Please, remember how you felt when you were new at a sport, in a new neighborhood or in a new job. Who helped you learn the ropes, meet people and improve your station? I am sure you did not do it alone; if you did do it alone, kudos to you. You are the exception. Most of us require the help of others to grow. Please take some time and “Pay It Forward.”

November 3rd: Conserve Your Energy for the Marathon of Life

Age and experience have provided me with a powerful sense of being comfortable with who I am and where I am in life. This was not always the case. Sadly, I see and engage with young people who did what I did “back in the day.” They worry excessively about everything, just as I did.

The worry wart in me didn’t stress over one single thing but everything. Work, home, friendships, family were all laid out on the worry menu. Reflecting back on all of the time I spent worrying about anything and everything I realize most of the worry was based in my own insecurities. Would my work measure up? Would I be good enough as a friend, companion, life partner, sister, employee, supervisor and a valued contributor in life?

Headaches, stomach aches, intestinal issues, cancer, ulcers, and numerous other maladies afflicted me during these “worry times.” I had such a difficult time accepting who and where I was that I felt lacking in every aspect of life.

If I have learned anything over these years it is that Life is a Marathon not a sprint. Marathon runners learn how to conserve their energy by moving at a smo0th and steady pace allowing them to finish the race. The same is true in life. If we are to survive we must conserve our energy, always moving forward but at a pace that ensures we make it the distance.

How do we conserve? Easier said than done, that is for sure. Research has proven that stress is a killer. I believe many of the medical issues I experienced were the result of a body worn frail from worry. Life is filled with tumultuous situations we may not be able to avoid. But, as I have said in other posts, how we respond to those challenges is what is important. Will we be responsive through careful thought and planning or will we be reactive with anger, frustration and knee jerk responses?
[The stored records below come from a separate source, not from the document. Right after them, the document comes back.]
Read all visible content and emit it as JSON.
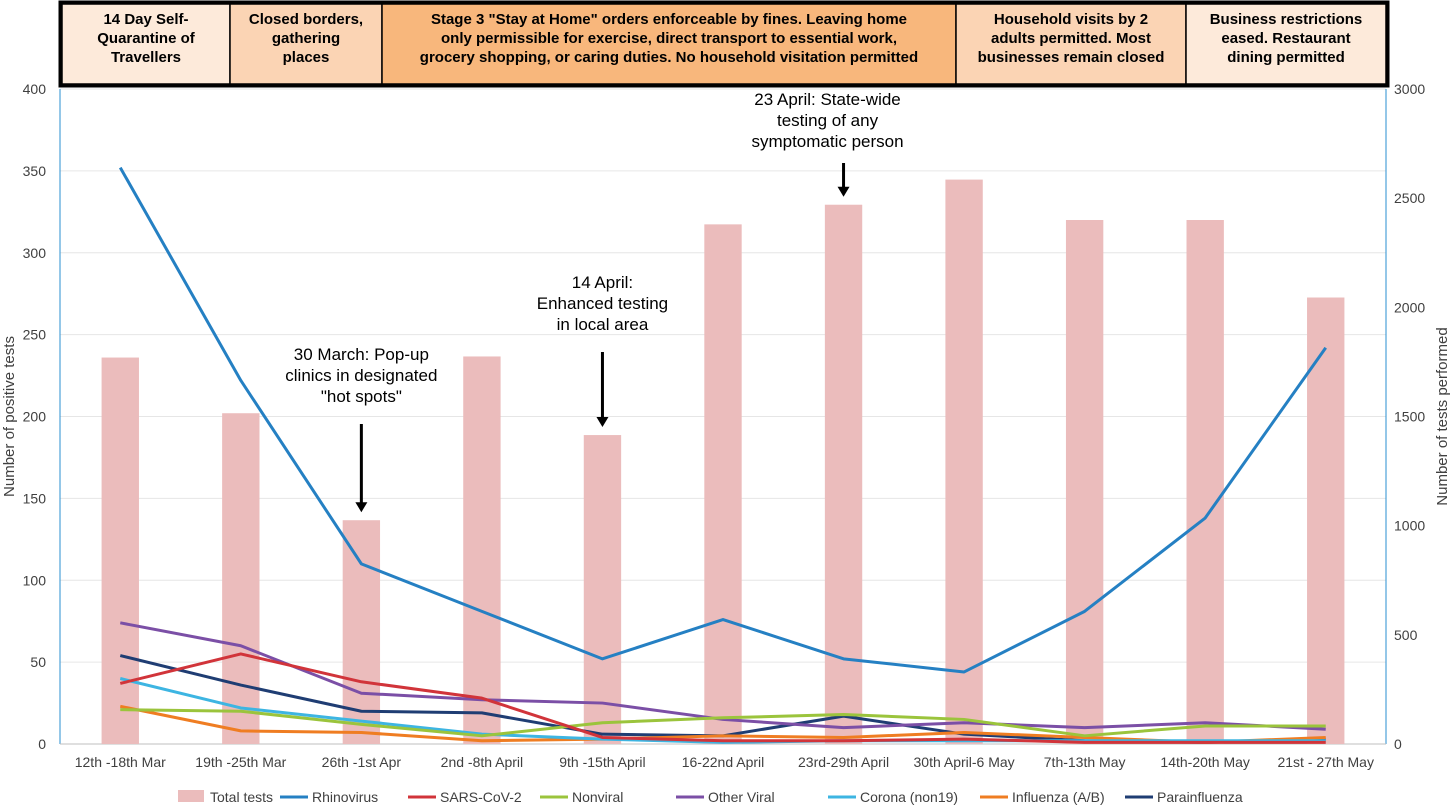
{
  "phases": [
    {
      "text": "14 Day Self- Quarantine of Travellers",
      "color": "#fdeada"
    },
    {
      "text": "Closed borders, gathering places",
      "color": "#fbd4b4"
    },
    {
      "text": "Stage 3 \"Stay at Home\" orders enforceable by fines.  Leaving home only permissible for exercise, direct transport to essential work, grocery shopping, or caring duties. No household visitation permitted",
      "color": "#f8b77c"
    },
    {
      "text": "Household visits by 2 adults permitted. Most businesses remain closed",
      "color": "#fbd4b4"
    },
    {
      "text": "Business restrictions eased. Restaurant dining permitted",
      "color": "#fdeada"
    }
  ],
  "annotations": [
    {
      "text": "30 March: Pop-up clinics in designated \"hot spots\"",
      "category_index": 2
    },
    {
      "text": "14 April: Enhanced testing in local area",
      "category_index": 4
    },
    {
      "text": "23 April: State-wide testing of any symptomatic person",
      "category_index": 6
    }
  ],
  "chart_data": {
    "type": "bar",
    "categories": [
      "12th -18th Mar",
      "19th -25th Mar",
      "26th -1st Apr",
      "2nd -8th April",
      "9th -15th April",
      "16-22nd April",
      "23rd-29th April",
      "30th April-6 May",
      "7th-13th May",
      "14th-20th May",
      "21st - 27th May"
    ],
    "ylabel": "Number of positive tests",
    "ylabel_right": "Number of tests performed",
    "ylim": [
      0,
      400
    ],
    "yticks": [
      0,
      50,
      100,
      150,
      200,
      250,
      300,
      350,
      400
    ],
    "ylim_right": [
      0,
      3000
    ],
    "yticks_right": [
      0,
      500,
      1000,
      1500,
      2000,
      2500,
      3000
    ],
    "grid": true,
    "legend_position": "bottom",
    "bar_series": {
      "name": "Total tests",
      "color": "#ebbcbc",
      "axis": "right",
      "values": [
        1770,
        1515,
        1025,
        1775,
        1415,
        2380,
        2470,
        2585,
        2400,
        2400,
        2045
      ]
    },
    "series": [
      {
        "name": "Rhinovirus",
        "color": "#2580c3",
        "values": [
          352,
          222,
          110,
          81,
          52,
          76,
          52,
          44,
          81,
          138,
          242
        ]
      },
      {
        "name": "SARS-CoV-2",
        "color": "#d1343a",
        "values": [
          37,
          55,
          38,
          28,
          4,
          2,
          2,
          3,
          1,
          1,
          1
        ]
      },
      {
        "name": "Nonviral",
        "color": "#9bc43c",
        "values": [
          21,
          20,
          12,
          5,
          13,
          16,
          18,
          15,
          5,
          11,
          11
        ]
      },
      {
        "name": "Other Viral",
        "color": "#7b4fa6",
        "values": [
          74,
          60,
          31,
          27,
          25,
          15,
          10,
          13,
          10,
          13,
          9
        ]
      },
      {
        "name": "Corona (non19)",
        "color": "#3db5e2",
        "values": [
          40,
          22,
          14,
          6,
          3,
          1,
          2,
          2,
          2,
          2,
          2
        ]
      },
      {
        "name": "Influenza (A/B)",
        "color": "#ef7d22",
        "values": [
          23,
          8,
          7,
          2,
          3,
          5,
          4,
          7,
          4,
          1,
          4
        ]
      },
      {
        "name": "Parainfluenza",
        "color": "#1f3d73",
        "values": [
          54,
          36,
          20,
          19,
          6,
          5,
          17,
          6,
          2,
          1,
          3
        ]
      }
    ]
  }
}
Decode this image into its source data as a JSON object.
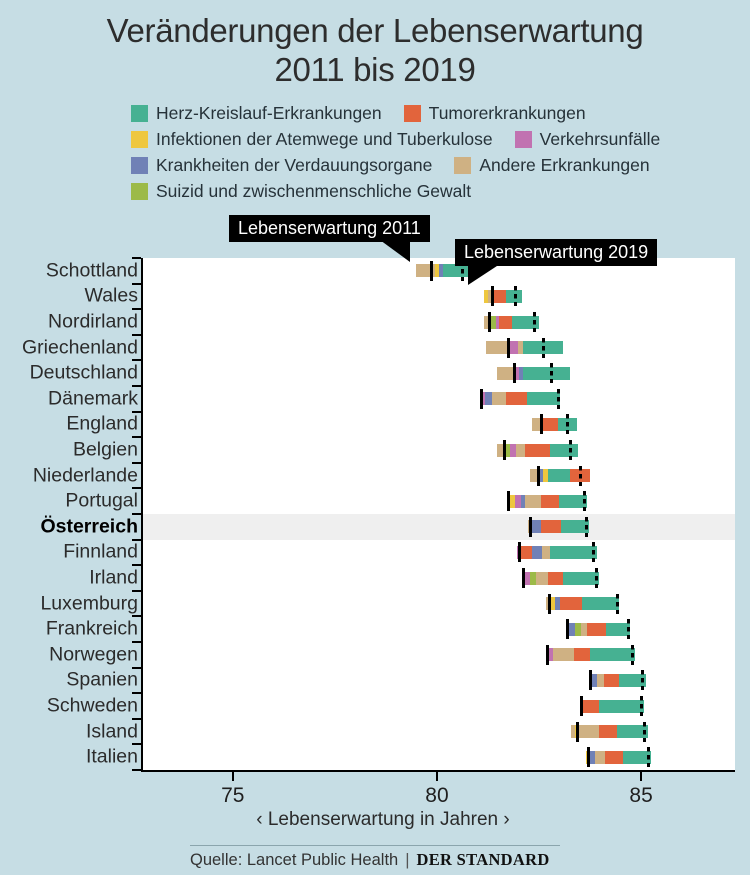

Guess which one creates more stress on your mind and body, relationships and your life in general? Indeed, the reactionary response does.

As I engage with younger people today I feel it is my duty to help them see, if they are willing, that logic and thoughtful analyses of the curveballs life throws their way if the best approach to dealing with them. If we apply calm and logic to situations, and not immediate emotionally charged reactions, we are on our way to conserving the energy required for this marathon life we are all running.